Village in Hampshire, England

Lychpit is a modern housing development adjacent to Old Basing near Basingstoke, Hampshire. The modern development started in the early 1980s but the area has an ancient past associated with that of Old Basing.

==Name==
The name derives from a wooded dell that still exists at the western end of Little Basing. Lych or Lich being the Old English name for a corpse, it is assumed that the pit was therefore some kind of mass burial ground, local tradition associating it with the Danish victory over Alfred's Saxons at the Battle of Basing in 871. Another possibility is that it was used to bury casualties of the Battle of Basing House, where Oliver Cromwell's troops laid siege to and eventually sacked this large private house. Several of the local roads bear the names of Cromwell's officers e.g. Norton Ride and Gage Close.

==History==
Immediately before the first modern houses were built Hampshire County Council which had bought much of the land, commissioned an archaeological survey. The soil was stripped revealing the underlying chalk and with the help of RAF helicopters from nearby RAF Odiham they were able to spot and photograph the staining caused by timber building post holes dating from the Bronze Age. Armed with this invaluable knowledge of where to look the survey revealed several ancient timber building sites, artifacts, and a few skeletons of similar vintage.

There are also visible remains of a Park Pale near Pyotts Hill, which surrounded a hunting park in the area during the Middle Ages.
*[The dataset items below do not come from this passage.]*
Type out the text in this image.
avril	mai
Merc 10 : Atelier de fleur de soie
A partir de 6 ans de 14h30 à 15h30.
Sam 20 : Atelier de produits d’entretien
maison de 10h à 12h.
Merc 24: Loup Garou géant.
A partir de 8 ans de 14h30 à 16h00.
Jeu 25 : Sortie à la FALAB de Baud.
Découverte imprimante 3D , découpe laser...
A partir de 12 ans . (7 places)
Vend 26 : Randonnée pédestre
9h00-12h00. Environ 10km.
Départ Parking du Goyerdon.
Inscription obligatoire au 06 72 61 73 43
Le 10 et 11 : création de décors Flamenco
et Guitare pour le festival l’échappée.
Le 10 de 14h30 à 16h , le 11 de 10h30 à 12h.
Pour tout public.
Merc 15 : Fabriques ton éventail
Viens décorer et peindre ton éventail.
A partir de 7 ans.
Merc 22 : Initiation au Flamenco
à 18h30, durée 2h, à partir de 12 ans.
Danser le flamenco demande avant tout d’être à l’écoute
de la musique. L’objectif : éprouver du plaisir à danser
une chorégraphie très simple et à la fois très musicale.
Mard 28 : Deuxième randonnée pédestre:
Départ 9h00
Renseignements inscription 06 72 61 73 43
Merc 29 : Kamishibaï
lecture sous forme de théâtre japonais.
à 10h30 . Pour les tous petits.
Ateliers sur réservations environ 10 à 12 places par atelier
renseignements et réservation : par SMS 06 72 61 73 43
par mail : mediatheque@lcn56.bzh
Park Pale is also said to be the line of part of a Roman road connecting the fort at Silchester with Chichester, another important Roman garrison on the South Coast.

==Amenities==
Next to Lychpit is a public house and restaurant making use of an old water mill on the River Loddon, a tributary of the River Thames. The river is well-stocked with trout and visitors to the pub can sometimes see kingfishers that hunt along the river banks, despite the roar of frequent trains overhead on the London line.

==Buildings==
Daneshill, which comprises rising and still wooded ground overlooking Lychpit has a reasonable example of Lutyens architecture in Daneshill House, formerly home to the Hoare family.